Combining electrical and optical measurements on voltage-gated sodium channel toxins

Ion channels in the membranes of neuronal cells are the key regulators of neuronal signaling. An ion channel works as a gate that can open and close to allow specific molecules to enter or leave the cell. One important type of ion channels are voltage-gated sodium channels (NaVs), which are essential for many processes in our brain. Malfunction of NaVs has been ascribed to a number of diseases, including neuropathic pain and epilepsy. Furthermore, they are key medical targets for local anesthetics and pain medication, as well as the target of dangerous natural toxins.

Although we can target NaVs with drugs, we still don’t fully understand how NaVs work and how certain toxins or drugs open or lock the ion channel gate. The problem is that it is technically challenging to combine techniques probing the function of an ion channel, like electrophysiology, with techniques that provide information about the structure of the channel and the position of toxin binding.
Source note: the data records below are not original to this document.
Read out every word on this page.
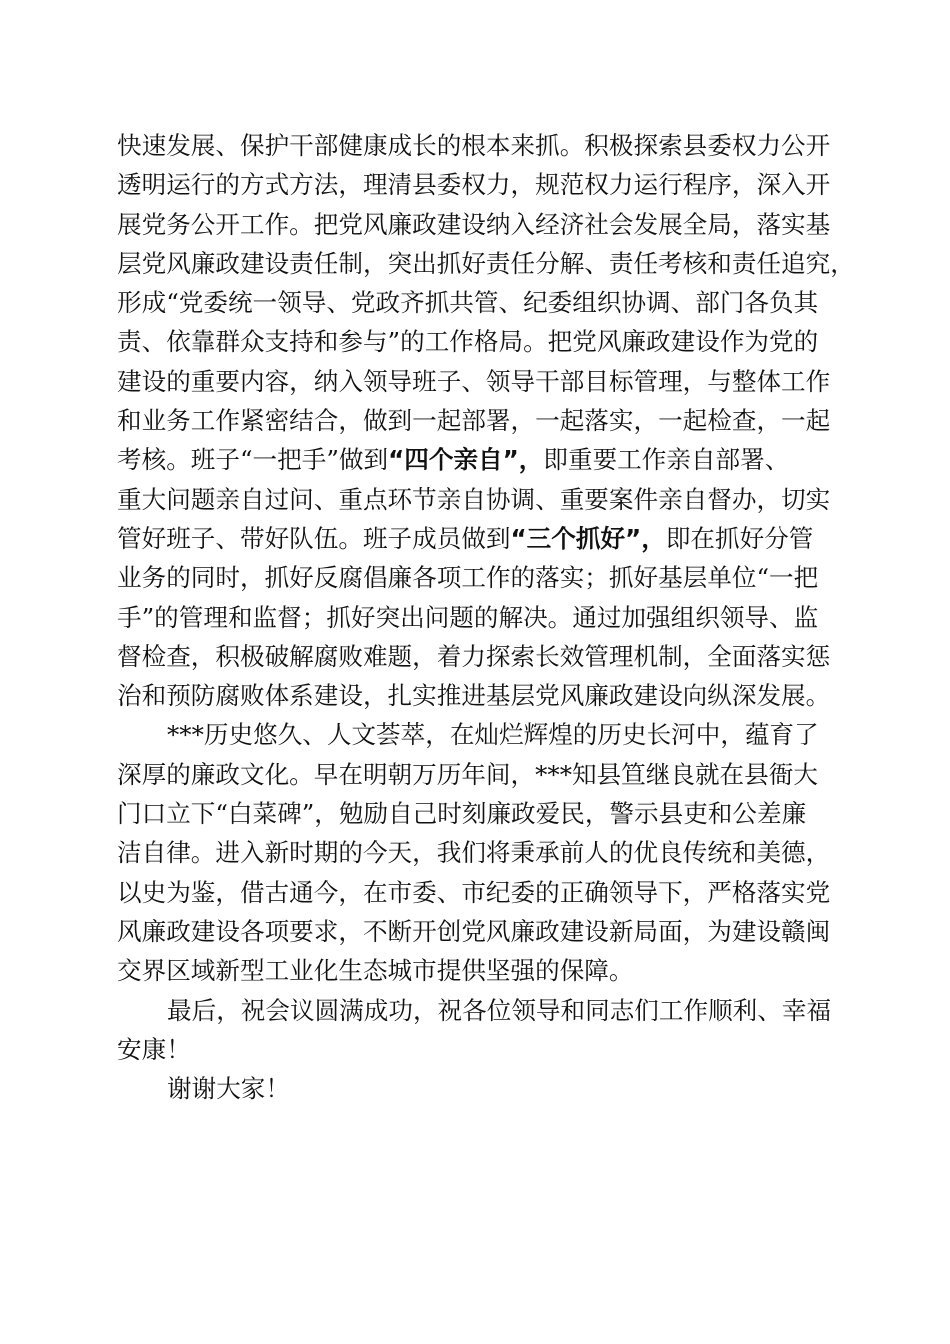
快速发展、保护干部健康成长的根本来抓。积极探索县委权力公开
透明运行的方式方法，理清县委权力，规范权力运行程序，深入开
展党务公开工作。把党风廉政建设纳入经济社会发展全局，落实基
层党风廉政建设责任制，突出抓好责任分解、责任考核和责任追究，
形成“党委统一领导、党政齐抓共管、纪委组织协调、部门各负其
责、依靠群众支持和参与”的工作格局。把党风廉政建设作为党的
建设的重要内容，纳入领导班子、领导干部目标管理，与整体工作
和业务工作紧密结合，做到一起部署，一起落实，一起检查，一起
考核。班子“一把手”做到“四个亲自”，即重要工作亲自部署、
重大问题亲自过问、重点环节亲自协调、重要案件亲自督办，切实
管好班子、带好队伍。班子成员做到“三个抓好”，即在抓好分管
业务的同时，抓好反腐倡廉各项工作的落实；抓好基层单位“一把
手”的管理和监督；抓好突出问题的解决。通过加强组织领导、监
督检查，积极破解腐败难题，着力探索长效管理机制，全面落实惩
治和预防腐败体系建设，扎实推进基层党风廉政建设向纵深发展。
***历史悠久、人文荟萃，在灿烂辉煌的历史长河中，蕴育了
深厚的廉政文化。早在明朝万历年间，***知县笪继良就在县衙大
门口立下“白菜碑”，勉励自己时刻廉政爱民，警示县吏和公差廉
洁自律。进入新时期的今天，我们将秉承前人的优良传统和美德，
以史为鉴，借古通今，在市委、市纪委的正确领导下，严格落实党
风廉政建设各项要求，不断开创党风廉政建设新局面，为建设赣闽
交界区域新型工业化生态城市提供坚强的保障。
最后，祝会议圆满成功，祝各位领导和同志们工作顺利、幸福
安康！
谢谢大家！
My goal is to understand the mechanism of activation and blocking of ion channels by toxins and drugs. I developed a chip in which I can perform both ultra-high resolution fluorescence microscopy and electrical measurements on single, functional ion channels in a well-controlled environment. This enables me to study both changes in structure and function of ion channels upon toxin or drug binding.

The toxin I am currently interested in is batrachotoxin (BTX), a toxin from poisonous frogs. When BTX binds to NaVs, it keeps the ion channel in the open position. Recently, our collaborators in the Du Bois lab made and modified BTX. They found that small chemical changes of the BTX molecule resulted in changes in its functionality, and even in a change of its function from an activator, keeping the channel open, into a blocker of NaVs.

Using the chip that I developed, I will analyze the binding of BTX and various modified BTX molecules to NaVs, and the effect of BTX binding on the function of the ion channel. A better understanding of the dynamics of NaVs and toxin binding is essential to understand how NaV activity can be influenced. In the future, the chip can also be used to study other ion channels, drugs and toxins. This will not only increase our knowledge of ion channel gating and blocking, but also provide a way forward to design better and more specific drugs.